USA/ L’aborto, una questione non politica

Il movimento anti-aborto è rimasto senza una casa politica e, forse, questo si rivelerà una benedizione. Per ora, si tratta veramente in primo luogo di una questione di testimonianza piuttosto che di politica di partito

Il 23 gennaio del 1974 partecipai a Washington alla prima “Marcia per la vita” per protestare contro la decisione di un anno prima della Corte Suprema (Roe vs. Wade), che aveva sancito come diritto costituzionale il procurare o effettuare aborti. A quel tempo l’atmosfera alla Marcia era piena di speranza e l’approvazione di un emendamento costituzionale per annullare la sentenza Roe vs. Wade appariva possibile a molti.

 

Quest’anno, trentaquattro anni dopo, l’atmosfera della Marcia era quella di un atto di testimonianza molto più che di strategia politica. L’elezione a presidente di Barack Obama, sostenitore della Roe vs. Wade (la cui costituzionalità è stata riaffermata dalla Corte Suprema), rende improbabile che la causa del movimento antiabortista trovi molti appoggi a livello politico. In effetti, la maggioranza degli americani sembra del tutto a suo agio con la legalizzazione dell’aborto.

Il giorno dopo la Marcia, il presidente Obama ha revocato il divieto dell’Amministrazione Bush di concedere finanziamenti federali a organizzazioni internazionali che promuovono l’aborto. Questo divieto fu introdotto da Ronald Reagan, rimosso da Carter, imposto di nuovo da Bush senior, cancellato da Clinton (nello stesso giorno della Marcia), ristabilito da Bush junior (nel giorno della Marcia) e ora annullato da Obama, mantenendo una promessa elettorale fatta alla sinistra del Partito Democratico. Il presidente Obama ha aspettato il giorno dopo la Marcia per emanare il suo provvedimento (e senza alcuna pubblicità alla sua firma), come gesto di rispetto, ha dichiarato, per il movimento antiabortista.
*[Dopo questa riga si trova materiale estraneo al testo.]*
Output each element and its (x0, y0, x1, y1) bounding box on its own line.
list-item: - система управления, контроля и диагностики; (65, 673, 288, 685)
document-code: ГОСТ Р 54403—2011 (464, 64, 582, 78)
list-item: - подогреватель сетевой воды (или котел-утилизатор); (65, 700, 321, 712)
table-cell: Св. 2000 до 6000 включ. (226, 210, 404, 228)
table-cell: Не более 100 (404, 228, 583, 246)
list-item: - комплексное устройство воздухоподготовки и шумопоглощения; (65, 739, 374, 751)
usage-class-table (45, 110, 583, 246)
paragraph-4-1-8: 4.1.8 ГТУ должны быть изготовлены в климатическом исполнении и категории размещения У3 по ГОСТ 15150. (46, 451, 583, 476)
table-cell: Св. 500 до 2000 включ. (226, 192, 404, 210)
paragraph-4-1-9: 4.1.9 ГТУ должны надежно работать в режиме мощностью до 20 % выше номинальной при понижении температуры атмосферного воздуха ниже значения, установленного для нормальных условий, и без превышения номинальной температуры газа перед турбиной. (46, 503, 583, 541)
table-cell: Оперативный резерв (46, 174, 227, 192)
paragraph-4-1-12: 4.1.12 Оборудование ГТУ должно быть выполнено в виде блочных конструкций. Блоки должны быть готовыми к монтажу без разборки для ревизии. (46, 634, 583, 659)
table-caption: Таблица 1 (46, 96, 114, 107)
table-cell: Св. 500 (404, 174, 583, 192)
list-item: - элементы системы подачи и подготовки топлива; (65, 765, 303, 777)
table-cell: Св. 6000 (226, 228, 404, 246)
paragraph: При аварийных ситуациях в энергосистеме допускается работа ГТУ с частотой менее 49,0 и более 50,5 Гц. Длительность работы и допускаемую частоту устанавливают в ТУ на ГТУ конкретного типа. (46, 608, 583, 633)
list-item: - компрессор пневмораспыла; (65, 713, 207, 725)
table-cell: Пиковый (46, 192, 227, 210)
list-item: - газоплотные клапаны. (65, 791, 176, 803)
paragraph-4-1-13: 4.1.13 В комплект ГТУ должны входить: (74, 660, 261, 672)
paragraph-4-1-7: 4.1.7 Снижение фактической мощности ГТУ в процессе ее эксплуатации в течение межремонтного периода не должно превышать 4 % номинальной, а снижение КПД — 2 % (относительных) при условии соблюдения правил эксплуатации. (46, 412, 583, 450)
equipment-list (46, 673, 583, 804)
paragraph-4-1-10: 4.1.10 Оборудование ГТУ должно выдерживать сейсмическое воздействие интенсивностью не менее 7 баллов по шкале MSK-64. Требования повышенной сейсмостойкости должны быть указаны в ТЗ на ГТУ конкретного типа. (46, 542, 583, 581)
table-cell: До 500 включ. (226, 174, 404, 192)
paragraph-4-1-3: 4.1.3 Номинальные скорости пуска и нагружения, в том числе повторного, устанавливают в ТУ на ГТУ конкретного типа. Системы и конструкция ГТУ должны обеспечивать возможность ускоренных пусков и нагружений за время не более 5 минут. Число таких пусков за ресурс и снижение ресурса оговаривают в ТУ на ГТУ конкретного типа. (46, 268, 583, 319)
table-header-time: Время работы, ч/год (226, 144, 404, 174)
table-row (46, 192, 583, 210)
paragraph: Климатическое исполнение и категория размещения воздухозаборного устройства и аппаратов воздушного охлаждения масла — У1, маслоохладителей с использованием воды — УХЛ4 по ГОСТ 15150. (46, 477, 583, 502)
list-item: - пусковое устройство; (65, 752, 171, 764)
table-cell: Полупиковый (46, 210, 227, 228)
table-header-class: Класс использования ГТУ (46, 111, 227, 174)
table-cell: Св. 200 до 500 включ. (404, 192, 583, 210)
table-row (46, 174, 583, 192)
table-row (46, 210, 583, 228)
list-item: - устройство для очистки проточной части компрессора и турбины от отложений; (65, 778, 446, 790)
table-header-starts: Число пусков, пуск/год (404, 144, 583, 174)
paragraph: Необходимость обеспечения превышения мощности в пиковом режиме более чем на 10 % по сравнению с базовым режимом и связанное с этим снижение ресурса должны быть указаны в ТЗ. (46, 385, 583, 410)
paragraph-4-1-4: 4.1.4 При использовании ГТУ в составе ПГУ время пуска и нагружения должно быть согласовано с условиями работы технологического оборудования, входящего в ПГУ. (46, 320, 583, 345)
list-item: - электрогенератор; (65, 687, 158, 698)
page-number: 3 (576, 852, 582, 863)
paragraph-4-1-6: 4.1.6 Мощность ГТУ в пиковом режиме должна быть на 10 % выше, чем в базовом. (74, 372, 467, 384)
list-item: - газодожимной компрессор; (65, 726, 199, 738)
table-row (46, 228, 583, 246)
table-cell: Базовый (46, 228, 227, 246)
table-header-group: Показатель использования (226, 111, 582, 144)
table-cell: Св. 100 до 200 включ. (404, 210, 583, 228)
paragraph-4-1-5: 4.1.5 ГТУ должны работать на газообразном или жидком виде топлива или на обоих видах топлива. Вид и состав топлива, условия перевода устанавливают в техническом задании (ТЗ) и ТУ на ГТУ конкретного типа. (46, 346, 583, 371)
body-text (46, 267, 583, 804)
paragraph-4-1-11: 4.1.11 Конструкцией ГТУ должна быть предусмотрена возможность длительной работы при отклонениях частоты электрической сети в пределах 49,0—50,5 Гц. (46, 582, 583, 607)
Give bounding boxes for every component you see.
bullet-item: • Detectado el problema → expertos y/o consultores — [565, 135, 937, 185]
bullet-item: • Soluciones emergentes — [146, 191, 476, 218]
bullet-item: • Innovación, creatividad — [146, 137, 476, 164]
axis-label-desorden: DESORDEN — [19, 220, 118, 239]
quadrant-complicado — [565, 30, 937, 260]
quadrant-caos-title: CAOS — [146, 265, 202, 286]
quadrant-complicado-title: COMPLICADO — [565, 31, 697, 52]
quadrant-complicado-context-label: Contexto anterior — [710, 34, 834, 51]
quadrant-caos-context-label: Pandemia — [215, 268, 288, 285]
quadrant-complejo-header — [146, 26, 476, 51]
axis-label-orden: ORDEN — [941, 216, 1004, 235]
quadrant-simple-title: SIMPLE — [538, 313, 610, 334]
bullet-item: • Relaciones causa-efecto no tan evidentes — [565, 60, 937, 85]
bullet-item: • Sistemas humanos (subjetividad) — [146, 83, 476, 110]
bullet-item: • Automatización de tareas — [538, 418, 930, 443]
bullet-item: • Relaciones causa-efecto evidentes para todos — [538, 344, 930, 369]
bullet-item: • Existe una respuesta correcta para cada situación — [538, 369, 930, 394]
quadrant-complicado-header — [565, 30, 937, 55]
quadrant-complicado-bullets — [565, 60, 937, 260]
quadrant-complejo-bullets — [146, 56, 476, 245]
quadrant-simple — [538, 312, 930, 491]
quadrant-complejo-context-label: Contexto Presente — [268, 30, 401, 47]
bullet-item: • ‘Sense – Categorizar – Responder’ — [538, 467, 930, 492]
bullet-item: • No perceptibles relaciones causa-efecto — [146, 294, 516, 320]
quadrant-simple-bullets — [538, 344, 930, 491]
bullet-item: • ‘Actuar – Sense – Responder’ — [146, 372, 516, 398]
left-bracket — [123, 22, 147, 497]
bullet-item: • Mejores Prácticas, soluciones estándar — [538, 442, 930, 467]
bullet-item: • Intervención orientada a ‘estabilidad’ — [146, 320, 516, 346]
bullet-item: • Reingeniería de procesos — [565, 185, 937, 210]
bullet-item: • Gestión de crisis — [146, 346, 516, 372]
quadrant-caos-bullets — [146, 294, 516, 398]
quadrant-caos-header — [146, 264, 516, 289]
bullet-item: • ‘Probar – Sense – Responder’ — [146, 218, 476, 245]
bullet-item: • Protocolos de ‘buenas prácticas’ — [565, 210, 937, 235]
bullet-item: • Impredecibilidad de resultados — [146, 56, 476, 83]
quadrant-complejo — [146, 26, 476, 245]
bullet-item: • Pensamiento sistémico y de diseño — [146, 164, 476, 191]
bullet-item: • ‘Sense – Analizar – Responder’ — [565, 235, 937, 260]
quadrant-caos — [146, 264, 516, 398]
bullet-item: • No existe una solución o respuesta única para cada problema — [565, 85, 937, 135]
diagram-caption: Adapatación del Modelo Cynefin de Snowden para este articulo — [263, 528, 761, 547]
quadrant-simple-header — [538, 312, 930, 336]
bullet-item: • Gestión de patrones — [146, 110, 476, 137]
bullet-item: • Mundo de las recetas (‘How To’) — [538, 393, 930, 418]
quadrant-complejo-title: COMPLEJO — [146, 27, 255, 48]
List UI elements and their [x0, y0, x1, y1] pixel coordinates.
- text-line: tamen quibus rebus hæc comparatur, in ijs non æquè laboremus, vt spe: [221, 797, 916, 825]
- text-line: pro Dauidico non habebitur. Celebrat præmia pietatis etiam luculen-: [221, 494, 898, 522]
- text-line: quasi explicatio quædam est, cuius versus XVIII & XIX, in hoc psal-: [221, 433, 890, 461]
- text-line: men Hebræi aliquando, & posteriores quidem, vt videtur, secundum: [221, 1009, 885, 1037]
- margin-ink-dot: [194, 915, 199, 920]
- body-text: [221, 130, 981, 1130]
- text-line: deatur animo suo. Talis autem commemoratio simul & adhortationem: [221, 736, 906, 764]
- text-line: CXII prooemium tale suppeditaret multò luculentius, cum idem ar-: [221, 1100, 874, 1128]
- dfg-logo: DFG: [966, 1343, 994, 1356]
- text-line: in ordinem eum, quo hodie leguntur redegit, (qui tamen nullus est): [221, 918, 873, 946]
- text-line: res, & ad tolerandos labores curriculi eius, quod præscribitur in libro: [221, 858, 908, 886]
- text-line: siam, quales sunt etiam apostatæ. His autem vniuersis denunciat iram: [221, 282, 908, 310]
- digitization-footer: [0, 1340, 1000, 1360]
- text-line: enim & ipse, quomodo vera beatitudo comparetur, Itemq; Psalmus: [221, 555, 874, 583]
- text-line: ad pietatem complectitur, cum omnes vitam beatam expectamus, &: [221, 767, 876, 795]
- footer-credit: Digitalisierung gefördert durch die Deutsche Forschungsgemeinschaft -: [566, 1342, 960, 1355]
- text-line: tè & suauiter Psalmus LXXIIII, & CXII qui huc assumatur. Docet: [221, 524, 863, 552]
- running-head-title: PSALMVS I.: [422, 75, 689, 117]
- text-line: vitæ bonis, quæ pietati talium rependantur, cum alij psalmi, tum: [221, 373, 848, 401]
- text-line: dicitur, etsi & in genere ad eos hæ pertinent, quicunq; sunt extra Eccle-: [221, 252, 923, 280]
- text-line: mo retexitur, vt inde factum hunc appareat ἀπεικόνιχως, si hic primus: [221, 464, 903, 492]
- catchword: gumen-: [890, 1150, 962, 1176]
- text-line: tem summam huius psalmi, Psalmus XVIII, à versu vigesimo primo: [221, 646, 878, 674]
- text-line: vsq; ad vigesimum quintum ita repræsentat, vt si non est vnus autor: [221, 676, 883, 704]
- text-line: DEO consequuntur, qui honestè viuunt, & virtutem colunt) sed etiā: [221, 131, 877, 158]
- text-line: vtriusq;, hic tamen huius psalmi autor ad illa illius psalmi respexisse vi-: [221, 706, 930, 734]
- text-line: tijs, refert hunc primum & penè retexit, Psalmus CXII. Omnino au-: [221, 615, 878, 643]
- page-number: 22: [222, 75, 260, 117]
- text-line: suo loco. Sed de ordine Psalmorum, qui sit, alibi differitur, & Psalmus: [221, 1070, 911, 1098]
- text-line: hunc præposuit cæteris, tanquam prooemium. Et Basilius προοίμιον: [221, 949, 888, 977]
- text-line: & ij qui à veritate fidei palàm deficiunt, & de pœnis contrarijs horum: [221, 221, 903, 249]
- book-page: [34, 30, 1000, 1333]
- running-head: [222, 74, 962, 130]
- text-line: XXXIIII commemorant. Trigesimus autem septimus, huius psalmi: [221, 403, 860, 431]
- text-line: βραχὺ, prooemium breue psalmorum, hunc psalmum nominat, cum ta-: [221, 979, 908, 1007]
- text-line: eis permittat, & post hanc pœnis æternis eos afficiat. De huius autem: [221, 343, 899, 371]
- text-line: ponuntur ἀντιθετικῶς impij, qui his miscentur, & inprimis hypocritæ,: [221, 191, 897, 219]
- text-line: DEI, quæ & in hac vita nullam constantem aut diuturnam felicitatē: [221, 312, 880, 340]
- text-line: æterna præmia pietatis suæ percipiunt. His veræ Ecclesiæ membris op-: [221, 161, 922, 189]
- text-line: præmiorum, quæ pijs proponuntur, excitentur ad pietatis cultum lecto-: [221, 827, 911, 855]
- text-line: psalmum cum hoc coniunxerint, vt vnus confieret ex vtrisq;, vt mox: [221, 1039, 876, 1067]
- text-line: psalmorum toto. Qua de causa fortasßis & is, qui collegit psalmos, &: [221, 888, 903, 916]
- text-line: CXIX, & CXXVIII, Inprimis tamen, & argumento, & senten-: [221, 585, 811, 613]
La posizione di Obama non è una sorpresa. Dopotutto, non vi è nessuna indicazione nella sua educazione che gli sia mai stato insegnato come affrontare in modo critico questo argomento. Sebbene cristiano battezzato, ha scelto di identificarsi in quanto tale solo in età adulta, sotto l’influenza di una comunità ecclesiale senza alcuna tradizione di una morale basata sulla “legge naturale”, ma piuttosto sull’enfatizzazione degli aspetti di giustizia sociale, occupandosi di discriminazione razziale e povertà seconda una secolarizzata ideologia progressista.

Nel periodo in cui si definiva un nero “americano”, l’influenza delle comunità battiste fondamentaliste nere si era indebolita parecchio, soprattutto nel Nord. La sua vita ecclesiale era essenzialmente la branca religiosa afroamericana della politica del Partito Democratico. Quando i ministri religiosi neri e i leader religiosi (come Jesse Jackson) abbandonarono le loro convinzioni religiose pro-life per essere accettati dal Partito, la causa liberal divenne essenzialmente pro aborto.

E poi c’erano i Democratici cattolici i quali, nella Chiesa divisa dalla condanna della contraccezione, trovarono preti, religiosi e teologi che li portarono a credere che potevano rimanere buoni cattolici senza opporsi alle politiche del loro partito in favore dell’aborto (solo qualche giorno fa, di fronte alle critiche anche di alcuni progressisti, la cattolica Nancy Pelosi ha difeso la promozione della contraccezione come componente necessaria del piano dell’Amministrazione per rivitalizzare l’economia).

I cattolici anti-aborto sono stati costretti a rifugiarsi tra le accoglienti braccia dei Repubblicani, ma nell’attuale disordine e tentativo di riposizionamento del Partito Repubblicano appare chiaro come, per attrarre i Democratici contrari all’aborto, molti Repubblicani avessero nascosto le loro posizioni in favore dell’aborto. Così, il movimento anti-aborto è rimasto senza una casa politica e, forse, questo si rivelerà una benedizione. Per ora, si tratta veramente in primo luogo di una questione di testimonianza piuttosto che di politica di partito.